A thorough auditing process was performed by SGS, a leading inspection, verification, testing and certification company that also audited the 2012 Olympic Games in London and the Roland-Garros tennis tournament in Paris.
"It is with great pride that we obtain the ISO 20121 certification for UEFA EURO 2016 ─ something that sets a high standard for tournaments and competitions to come," said UEFA Events SA CEO Martin Kallen. "Football events on such a scale have a significant economic, social and environmental impact. Therefore, it is important to establish a sustainability management system, and make it an integral part of the event. This is just the beginning. We have improved a lot, but still have room for progress."
Both UEFA and its organisational partner EURO 2016 SAS have implemented a committed and innovative strategy for EURO 2016, which builds on previous initiatives put in place at the final tournaments in 2008 and 2012.
ISO 20121 is a management system standard designed to help organisations in the events industry improve the sustainability of event-related activities, products and services by pursuing objectives including financial success, sound social responsibility strategies and activities, and reduction of environmental footprints.
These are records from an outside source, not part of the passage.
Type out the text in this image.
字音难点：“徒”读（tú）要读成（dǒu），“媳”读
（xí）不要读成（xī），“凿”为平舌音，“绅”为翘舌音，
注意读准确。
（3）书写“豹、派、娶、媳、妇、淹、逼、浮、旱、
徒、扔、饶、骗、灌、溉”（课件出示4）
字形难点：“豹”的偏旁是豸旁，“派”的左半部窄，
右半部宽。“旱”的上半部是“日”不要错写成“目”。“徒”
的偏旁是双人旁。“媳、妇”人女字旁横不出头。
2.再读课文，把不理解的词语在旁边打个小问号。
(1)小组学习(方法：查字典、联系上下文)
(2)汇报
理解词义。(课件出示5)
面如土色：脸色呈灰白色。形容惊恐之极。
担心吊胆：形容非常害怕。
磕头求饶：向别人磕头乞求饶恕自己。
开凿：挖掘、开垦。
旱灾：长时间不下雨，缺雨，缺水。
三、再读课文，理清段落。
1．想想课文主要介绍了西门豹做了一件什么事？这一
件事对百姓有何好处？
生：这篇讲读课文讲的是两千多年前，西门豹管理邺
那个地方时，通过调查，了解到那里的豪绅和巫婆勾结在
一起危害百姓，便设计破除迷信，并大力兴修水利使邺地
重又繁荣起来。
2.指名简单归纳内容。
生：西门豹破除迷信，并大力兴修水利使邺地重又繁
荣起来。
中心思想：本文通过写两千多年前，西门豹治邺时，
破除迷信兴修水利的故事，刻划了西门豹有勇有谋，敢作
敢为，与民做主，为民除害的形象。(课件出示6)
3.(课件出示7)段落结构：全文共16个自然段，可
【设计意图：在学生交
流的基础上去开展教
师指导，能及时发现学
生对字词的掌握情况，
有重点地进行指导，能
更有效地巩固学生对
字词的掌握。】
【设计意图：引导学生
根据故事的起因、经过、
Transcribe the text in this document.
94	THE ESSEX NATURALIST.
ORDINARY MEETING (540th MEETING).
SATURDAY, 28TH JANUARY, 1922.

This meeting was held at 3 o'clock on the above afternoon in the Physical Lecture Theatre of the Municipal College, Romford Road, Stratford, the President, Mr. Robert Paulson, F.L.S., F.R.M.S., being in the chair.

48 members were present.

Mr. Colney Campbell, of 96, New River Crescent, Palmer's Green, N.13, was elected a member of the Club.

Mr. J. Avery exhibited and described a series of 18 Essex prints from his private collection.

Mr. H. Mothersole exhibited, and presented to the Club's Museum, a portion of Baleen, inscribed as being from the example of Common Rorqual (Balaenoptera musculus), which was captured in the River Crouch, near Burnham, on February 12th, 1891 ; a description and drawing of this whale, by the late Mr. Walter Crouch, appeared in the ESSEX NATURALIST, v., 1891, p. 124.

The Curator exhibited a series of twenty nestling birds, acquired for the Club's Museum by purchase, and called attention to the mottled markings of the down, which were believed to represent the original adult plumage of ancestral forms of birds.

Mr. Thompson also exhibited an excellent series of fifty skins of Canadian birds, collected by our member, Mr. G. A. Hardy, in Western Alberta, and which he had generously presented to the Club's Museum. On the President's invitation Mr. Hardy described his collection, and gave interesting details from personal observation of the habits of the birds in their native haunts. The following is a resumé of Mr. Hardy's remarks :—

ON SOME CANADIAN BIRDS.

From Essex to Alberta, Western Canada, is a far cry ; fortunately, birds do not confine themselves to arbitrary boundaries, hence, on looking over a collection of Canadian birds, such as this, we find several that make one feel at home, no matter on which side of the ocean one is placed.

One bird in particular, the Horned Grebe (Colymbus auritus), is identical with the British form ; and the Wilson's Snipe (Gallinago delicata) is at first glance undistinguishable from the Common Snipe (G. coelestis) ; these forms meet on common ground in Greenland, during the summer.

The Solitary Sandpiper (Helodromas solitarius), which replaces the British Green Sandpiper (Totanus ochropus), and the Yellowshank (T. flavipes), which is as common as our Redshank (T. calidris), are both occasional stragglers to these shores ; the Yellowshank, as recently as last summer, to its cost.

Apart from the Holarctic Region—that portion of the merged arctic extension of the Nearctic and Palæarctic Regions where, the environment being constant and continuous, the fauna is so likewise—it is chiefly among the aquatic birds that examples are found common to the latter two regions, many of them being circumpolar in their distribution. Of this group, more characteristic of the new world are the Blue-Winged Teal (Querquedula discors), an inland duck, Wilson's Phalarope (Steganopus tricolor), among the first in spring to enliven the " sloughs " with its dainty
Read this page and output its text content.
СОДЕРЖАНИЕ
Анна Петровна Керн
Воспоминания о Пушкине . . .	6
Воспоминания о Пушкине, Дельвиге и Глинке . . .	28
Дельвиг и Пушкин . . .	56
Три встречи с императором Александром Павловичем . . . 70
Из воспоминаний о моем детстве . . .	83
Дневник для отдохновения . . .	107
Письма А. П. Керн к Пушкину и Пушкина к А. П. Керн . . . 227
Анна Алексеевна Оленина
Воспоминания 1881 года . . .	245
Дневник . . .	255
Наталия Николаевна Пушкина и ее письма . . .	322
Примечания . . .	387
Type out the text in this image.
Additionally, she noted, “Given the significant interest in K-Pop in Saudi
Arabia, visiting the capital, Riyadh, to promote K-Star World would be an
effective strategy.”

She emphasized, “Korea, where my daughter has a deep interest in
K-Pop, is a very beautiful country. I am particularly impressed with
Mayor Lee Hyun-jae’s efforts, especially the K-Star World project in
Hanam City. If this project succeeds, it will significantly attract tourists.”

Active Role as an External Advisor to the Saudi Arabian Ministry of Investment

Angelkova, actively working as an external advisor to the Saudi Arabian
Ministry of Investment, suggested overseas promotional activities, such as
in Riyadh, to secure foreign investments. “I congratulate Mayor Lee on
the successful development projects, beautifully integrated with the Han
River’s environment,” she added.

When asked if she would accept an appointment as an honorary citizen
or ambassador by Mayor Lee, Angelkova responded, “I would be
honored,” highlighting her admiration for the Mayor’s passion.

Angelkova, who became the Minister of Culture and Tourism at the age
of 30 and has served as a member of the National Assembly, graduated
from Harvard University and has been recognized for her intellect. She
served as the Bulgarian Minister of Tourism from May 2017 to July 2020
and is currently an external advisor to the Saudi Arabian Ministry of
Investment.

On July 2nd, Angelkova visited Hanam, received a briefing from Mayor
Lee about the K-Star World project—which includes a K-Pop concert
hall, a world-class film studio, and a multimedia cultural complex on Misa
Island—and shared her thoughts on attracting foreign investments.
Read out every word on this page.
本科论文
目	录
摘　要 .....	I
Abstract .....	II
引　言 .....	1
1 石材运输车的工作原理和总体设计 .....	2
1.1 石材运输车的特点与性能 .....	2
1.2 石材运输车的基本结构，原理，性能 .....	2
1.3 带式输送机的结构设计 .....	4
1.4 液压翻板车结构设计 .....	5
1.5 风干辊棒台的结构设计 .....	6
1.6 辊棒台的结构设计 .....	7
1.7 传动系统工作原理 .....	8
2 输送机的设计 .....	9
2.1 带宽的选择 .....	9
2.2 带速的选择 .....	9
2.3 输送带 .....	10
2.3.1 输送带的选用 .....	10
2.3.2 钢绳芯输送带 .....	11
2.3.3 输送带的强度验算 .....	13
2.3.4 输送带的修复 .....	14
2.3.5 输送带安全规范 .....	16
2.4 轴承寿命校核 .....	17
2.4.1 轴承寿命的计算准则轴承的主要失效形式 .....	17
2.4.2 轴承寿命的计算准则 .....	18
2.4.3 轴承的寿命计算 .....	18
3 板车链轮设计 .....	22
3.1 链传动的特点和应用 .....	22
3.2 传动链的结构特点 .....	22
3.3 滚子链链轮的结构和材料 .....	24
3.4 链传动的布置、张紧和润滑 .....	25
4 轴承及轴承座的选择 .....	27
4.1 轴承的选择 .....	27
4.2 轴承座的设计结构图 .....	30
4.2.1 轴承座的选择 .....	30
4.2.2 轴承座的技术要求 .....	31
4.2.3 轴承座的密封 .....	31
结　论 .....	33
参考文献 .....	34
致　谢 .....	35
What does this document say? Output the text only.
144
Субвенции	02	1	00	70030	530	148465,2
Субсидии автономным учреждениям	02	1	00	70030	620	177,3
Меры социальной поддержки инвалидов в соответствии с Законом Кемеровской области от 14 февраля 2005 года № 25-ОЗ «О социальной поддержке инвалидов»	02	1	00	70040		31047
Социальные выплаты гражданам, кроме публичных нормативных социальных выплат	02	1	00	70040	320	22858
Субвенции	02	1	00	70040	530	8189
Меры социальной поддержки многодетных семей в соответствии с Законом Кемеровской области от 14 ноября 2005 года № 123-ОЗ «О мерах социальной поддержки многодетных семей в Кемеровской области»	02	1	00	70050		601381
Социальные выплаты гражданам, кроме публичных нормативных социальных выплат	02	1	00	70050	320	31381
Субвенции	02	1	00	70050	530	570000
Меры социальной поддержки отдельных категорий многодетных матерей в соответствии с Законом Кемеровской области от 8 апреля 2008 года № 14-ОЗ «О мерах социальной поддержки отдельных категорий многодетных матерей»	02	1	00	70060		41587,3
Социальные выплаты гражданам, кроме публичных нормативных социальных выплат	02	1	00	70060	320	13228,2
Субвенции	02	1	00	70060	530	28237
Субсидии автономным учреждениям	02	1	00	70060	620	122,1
Sustainability refers to the manner in which an efficient and effective organisation runs its operations. The objective of UEFA and EURO 2016 SAS has been to take sustainability into account along every step of its planning and implementation processes.
A comprehensive strategy, implemented at the heart of tournament operations and featuring numerous measures, has contributed to ISO 20121 certification. For example, spectators are not only being encouraged to use public transport to stadiums, as is also the case with UEFA officials for journeys of up to four and a half hours, but they are also being provided with an 'eco-calculator', so they can find out for themselves the impact in terms of CO² emissions of their travels to and around France. Consequently, they can offset their emissions, as UEFA officials and all 24 participating national associations are doing.
New initiatives have been developed, such as carpooling and taxi-sharing options, to optimise mobility. On the waste management side, circular thinking has been implemented in order to reduce the amount of waste, reuse the materials when possible, and eventually recycle. A highlight is the Foot For Food initiative where, in full respect of health rules, food surpluses are being redistributed through the Banque Alimentaire network at all ten venues in France, as well as at the International Broadcast Centre (IBC) in Paris. For example, more than 37,000 sandwiches have been redistributed to various NGOs so far.
Energy and water consumption have been optimised, while renewable energy solutions have also been promoted. Responsible supply chain management has been an important development, which has led to EURO 2016 SAS following the UN Global Compact initiative and asking its suppliers to commit to a set of ten principles.
Other actions include various programmes promoting respect on and off the field through the Celebrate Football campaign, the monitoring and recording of incidents of discrimination at matches, and ensuring total accessibility to games for disabled spectators. In addition, the UEFA EURO 2016 stadiums are tobacco-free. The Respect Fan Culture initiative is likewise proving a positive way to interact with fans, notably through fan embassies within the host cities.
UEFA's overall strategy aims to ensure that the month-long tournament in France leaves a positive long-term legacy, not only for France and its EURO host venues, but also for UEFA itself.
UEFA intends to use and expand the knowledge gained at UEFA EURO 2016 in its other European competitions, and to transmit this invaluable expertise among its 55 member associations. A report after the tournament will examine the successes achieved and lessons learned, as well as areas for further improvement.